The genetic improvement of crops highly depends on the availability of genomic resources and technology innovations. Both Poceae and Leguminosae are large families, with more than 10,000 and 18,000 species, respectively. However, by far only a very limited number of these species have been researched and bred for improved food production. Underutilized crops are also known as orphan crops or neglected crops, most of which are superior in nutrients and flavors. Some of the underutilized legumes yield more than common legumes. Many underutilized legumes are known to have significant amount of bioactive compounds beneficial for human health and can be exploited in functional medicine.

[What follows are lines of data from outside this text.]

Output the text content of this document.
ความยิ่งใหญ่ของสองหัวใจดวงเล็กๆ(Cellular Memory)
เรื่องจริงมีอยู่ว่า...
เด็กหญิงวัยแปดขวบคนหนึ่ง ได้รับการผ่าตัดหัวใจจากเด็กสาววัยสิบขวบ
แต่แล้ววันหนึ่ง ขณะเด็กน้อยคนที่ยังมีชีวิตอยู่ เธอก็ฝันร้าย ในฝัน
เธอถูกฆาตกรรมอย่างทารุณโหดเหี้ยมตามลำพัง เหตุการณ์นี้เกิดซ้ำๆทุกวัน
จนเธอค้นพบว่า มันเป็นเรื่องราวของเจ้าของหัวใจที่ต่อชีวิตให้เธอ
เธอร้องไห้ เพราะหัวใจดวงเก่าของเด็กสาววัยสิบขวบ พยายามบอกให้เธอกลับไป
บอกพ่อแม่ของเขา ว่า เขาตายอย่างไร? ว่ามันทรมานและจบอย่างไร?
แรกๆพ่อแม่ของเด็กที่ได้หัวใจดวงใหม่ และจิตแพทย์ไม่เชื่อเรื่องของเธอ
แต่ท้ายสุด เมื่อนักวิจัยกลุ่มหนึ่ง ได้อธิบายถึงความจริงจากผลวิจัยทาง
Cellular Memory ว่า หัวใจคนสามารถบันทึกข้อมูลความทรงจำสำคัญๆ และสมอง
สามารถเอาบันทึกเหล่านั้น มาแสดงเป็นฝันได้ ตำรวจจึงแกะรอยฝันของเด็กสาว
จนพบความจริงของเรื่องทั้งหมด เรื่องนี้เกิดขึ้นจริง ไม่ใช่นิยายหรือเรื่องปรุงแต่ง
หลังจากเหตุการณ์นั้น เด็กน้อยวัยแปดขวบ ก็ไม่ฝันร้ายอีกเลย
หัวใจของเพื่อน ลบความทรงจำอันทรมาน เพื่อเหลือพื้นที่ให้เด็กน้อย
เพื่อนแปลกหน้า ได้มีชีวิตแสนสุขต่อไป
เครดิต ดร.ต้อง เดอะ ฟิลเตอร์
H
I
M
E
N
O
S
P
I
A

Most of these underutilized crops are cereals and legumes that are planted by small holders in remote regions in developing countries, the direct utilization of these crops can complement the yield of grains and help in mitigating the malnutrition problem in these regions. More importantly, the integration of the genomic resources of these underutilized crops into common cereals and crops can potentially help develop new varieties with higher yield and higher content of proteins as well as other essential nutrients.

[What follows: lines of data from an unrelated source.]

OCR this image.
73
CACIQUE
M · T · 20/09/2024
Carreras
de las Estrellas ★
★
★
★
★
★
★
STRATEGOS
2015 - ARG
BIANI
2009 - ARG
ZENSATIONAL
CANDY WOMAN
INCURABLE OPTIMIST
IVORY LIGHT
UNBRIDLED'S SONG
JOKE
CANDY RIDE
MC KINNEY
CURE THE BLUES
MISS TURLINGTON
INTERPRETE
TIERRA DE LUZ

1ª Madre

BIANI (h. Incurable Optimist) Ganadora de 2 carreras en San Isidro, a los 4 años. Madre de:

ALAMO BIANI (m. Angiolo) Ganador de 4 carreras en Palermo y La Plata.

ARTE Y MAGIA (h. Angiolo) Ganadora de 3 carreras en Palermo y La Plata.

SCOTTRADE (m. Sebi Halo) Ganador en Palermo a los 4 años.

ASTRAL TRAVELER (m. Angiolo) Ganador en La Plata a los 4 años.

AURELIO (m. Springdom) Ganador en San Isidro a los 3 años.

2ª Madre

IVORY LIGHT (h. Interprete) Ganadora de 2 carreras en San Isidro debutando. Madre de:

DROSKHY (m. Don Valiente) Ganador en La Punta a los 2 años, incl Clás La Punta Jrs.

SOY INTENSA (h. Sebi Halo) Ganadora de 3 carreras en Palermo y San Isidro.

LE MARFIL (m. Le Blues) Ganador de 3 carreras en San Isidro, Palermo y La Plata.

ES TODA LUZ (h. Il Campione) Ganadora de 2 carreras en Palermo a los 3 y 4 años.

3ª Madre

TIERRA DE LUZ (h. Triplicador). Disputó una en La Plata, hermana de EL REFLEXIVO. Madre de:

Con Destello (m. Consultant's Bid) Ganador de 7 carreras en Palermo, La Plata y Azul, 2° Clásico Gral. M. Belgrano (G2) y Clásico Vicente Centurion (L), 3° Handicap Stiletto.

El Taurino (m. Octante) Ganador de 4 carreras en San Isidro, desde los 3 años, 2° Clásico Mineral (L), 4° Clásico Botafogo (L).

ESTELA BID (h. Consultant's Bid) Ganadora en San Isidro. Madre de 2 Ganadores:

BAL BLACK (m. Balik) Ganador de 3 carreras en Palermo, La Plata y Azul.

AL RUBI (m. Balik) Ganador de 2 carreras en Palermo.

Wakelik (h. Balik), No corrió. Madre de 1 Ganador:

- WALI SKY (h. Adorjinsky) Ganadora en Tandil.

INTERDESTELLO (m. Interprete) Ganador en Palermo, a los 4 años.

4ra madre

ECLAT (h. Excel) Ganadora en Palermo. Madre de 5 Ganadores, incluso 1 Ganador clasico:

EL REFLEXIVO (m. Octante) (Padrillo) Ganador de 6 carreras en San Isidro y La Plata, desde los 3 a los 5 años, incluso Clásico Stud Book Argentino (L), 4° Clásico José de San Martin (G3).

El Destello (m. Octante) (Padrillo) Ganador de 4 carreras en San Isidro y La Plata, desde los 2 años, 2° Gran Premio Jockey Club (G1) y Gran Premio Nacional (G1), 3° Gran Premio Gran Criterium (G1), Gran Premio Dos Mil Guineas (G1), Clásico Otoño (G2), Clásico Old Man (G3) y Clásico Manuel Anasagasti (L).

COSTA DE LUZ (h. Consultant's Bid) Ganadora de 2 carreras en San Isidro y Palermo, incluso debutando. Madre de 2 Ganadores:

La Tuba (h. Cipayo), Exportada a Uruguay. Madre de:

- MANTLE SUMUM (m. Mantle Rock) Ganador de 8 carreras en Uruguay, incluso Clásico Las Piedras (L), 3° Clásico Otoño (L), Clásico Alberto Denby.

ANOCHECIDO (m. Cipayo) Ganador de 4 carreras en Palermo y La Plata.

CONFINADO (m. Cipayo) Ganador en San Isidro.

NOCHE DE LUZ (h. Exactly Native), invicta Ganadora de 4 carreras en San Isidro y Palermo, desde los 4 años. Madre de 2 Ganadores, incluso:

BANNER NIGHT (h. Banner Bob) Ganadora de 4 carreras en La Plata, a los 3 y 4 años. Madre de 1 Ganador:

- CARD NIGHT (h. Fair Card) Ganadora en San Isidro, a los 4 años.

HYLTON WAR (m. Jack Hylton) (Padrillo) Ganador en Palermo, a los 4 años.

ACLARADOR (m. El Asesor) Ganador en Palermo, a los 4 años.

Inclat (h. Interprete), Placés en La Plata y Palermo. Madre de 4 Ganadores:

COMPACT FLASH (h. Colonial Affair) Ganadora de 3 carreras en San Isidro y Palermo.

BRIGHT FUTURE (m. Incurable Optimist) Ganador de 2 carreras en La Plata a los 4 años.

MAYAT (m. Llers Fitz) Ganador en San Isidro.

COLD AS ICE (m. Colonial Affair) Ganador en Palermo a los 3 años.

Cereals and legumes not only provide energy and protein to humankind, but also provide possible solutions to future agriculture which is severely challenged by the increasing populations and changing climates. The clade of cereals have both C3 and C4 species, providing a good framework for scientists to study the evolution and formation of C4 pathway which could be more beneficial in coping with the changing climate in the future, such as higher temperature, higher light density and higher content of CO2 in the atmosphere. The high content of protein in legumes might be attributed to their symbiosis with nitrogen-fixing bacteria. The study of legumes could help uncover the evolution of this astonishing trait. The collection and study of diversified germplasms of cereal and legumes aided by modern advanced technologies would help accelerate the development of future crops with all these desirable traits incorporated.

Global grain genomic research program (G3RP) aims at developing future environment-friendly crops with higher yield and nutrients by collecting and profiling all the genomic resources of cereals and legumes around the globe. To achieve this goal, G3RP is divided into several parts, 1) global diversity of grains, 2) genomic innovation of desirable traits, 3) crop development through the utilization of neglected genomic resources.


1.     FAO.2017. The future of food and agriculture – Trends and challenges. Rome.2

2.     FAO. 2018. How to feed to the world in 2050. Rome.3

3.     Oerke, E.C. 2006. Centenary review. Crop losses to pests. J. Agri. Sci 144:31-43.4

4.     Sergio O. Serna-Saldivar. 2010. Cereal grains: properties, processing and nutritional attribute.5

5.     Serna-Saldivar, S.O. 2003. Cereals: dietary importance. Pages 1027-1033 in Encyclopedia of Food Sciences and Nutrition. Second edition. B. Caballero, L. Trugo, and P. Finglas (eds.). Academic Press, London.